The Oscar hoopla is finally over. The feat to win a Oscar is no easy task. Some of the industry's best can go a lifetime and still never get the honor, so kudos to all the winners. I didn't watch much of the Oscars, but what from what I did see, I did notice there were a lot of firsts last night. The one I will focus my blog on today is the Best Director award that went to Kathryn Bigelow.
Bigelow cracked the glass ceiling last night when she won the award of Best Director for The Hurt Locker. She is the first woman in Oscar history to receive this honor. While Bigelow is the first woman to win the Best Directoring Oscar, she is only the fourth woman ever nominated. With the impact that women have had in the industry throughout the years I find it hard to believe that until last night a woman has not won the Best Director award. That was probably wishful thinking on my part, because when I looked at the hard stats, it becomes very clear that women writers, directors, and producers have not gained that much ground in the last 30 years.
Women make up 51%of the U.S. population and that number does not crossover to jobs in the film industry for women. According to Martha M Lauzen, of the Center for the Study of Women in Television and Film, women accounted for seven percent of the directors and eight percent of writers who made the top 250 grossing American films in 2009. A new study released by University of Southern California's Annenberg School for Communication & Journalism, which was conducted by professor Stacy. L Smith found that actresses nabbed only 29.9% of the 4,379 speaking parts in the 100 top-grossing films of 2007.
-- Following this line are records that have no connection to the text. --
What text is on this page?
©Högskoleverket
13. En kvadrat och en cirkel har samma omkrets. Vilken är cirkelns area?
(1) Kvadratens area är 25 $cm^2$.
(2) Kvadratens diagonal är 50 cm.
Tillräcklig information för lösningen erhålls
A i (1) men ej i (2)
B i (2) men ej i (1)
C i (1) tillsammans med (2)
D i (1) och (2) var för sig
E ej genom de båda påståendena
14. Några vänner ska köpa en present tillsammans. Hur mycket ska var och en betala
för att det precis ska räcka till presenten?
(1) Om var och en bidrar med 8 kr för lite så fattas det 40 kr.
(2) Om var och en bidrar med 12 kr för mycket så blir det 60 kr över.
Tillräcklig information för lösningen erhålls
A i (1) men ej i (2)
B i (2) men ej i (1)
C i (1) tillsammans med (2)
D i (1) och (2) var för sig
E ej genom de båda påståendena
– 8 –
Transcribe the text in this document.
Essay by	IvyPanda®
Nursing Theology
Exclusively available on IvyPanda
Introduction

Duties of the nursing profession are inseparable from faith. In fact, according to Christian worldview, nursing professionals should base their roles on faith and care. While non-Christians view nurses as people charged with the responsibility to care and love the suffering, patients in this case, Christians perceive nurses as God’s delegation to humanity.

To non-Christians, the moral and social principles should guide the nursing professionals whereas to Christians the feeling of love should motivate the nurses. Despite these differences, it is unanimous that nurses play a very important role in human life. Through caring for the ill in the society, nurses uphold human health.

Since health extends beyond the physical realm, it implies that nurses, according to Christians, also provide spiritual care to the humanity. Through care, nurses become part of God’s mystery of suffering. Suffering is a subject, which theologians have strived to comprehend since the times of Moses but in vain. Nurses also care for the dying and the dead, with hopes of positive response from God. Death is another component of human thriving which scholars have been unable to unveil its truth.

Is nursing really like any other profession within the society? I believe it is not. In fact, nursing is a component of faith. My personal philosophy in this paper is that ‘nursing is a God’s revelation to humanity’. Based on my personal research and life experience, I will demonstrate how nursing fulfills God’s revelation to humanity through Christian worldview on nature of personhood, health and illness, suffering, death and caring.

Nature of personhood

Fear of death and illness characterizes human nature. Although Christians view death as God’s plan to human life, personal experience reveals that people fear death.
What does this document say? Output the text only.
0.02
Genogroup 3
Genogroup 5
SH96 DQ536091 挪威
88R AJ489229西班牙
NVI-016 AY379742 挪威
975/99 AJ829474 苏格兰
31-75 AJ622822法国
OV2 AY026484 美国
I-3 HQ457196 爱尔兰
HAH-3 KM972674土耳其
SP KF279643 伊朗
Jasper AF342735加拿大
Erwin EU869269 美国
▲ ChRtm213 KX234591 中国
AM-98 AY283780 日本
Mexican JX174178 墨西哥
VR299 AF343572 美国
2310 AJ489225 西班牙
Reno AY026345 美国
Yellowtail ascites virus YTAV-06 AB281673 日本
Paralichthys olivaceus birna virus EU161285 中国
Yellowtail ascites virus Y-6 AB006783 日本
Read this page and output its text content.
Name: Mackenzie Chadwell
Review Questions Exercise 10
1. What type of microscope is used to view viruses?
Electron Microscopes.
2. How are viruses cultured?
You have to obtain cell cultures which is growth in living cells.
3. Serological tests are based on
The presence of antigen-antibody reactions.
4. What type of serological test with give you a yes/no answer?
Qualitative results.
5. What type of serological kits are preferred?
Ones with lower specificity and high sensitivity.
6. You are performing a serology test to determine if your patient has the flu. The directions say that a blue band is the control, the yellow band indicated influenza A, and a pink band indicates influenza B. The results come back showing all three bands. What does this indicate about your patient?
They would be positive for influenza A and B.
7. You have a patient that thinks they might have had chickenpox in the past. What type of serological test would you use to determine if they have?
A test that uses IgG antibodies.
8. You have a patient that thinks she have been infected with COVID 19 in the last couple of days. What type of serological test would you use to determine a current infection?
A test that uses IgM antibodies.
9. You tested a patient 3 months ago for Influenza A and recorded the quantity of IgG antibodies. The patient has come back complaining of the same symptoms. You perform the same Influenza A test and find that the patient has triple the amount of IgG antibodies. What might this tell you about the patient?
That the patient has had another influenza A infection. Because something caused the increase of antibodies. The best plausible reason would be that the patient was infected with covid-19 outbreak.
I'm not trying to take away from Bigelow's momentous moment, because it is a great accomplishment, but as I think of the role of women in society, I think we do ourselves an injustice when we don't acknowledge the inequities that we face as women. Once we acknowledge the problem, we must actively work to change it.
Hollywood is just one of the many industry's where women face an uphill battle in the fight fore equal pay, recognition, and the opportunity to be given a chance. I think it's an important field because the visual stories we view can change our perception of the world around us. Sometimes for better, sometime for worse. Last night was a Hollywood first, I just hope it doesn't take the industry another 80 years before a woman is recognized in this area again. There are women writer, directors, and producers putting in the work and making great films.
Bigelow has done many interviews, but the following statement has stuck with me the most, "Don't give up on your dream - I mean it quite literally. Be tenacious, but work on the stories you truly, truly believe in."
I'm going to heed her advice, because at the end of the day, whether you are a woman or a man, it is about having a good story.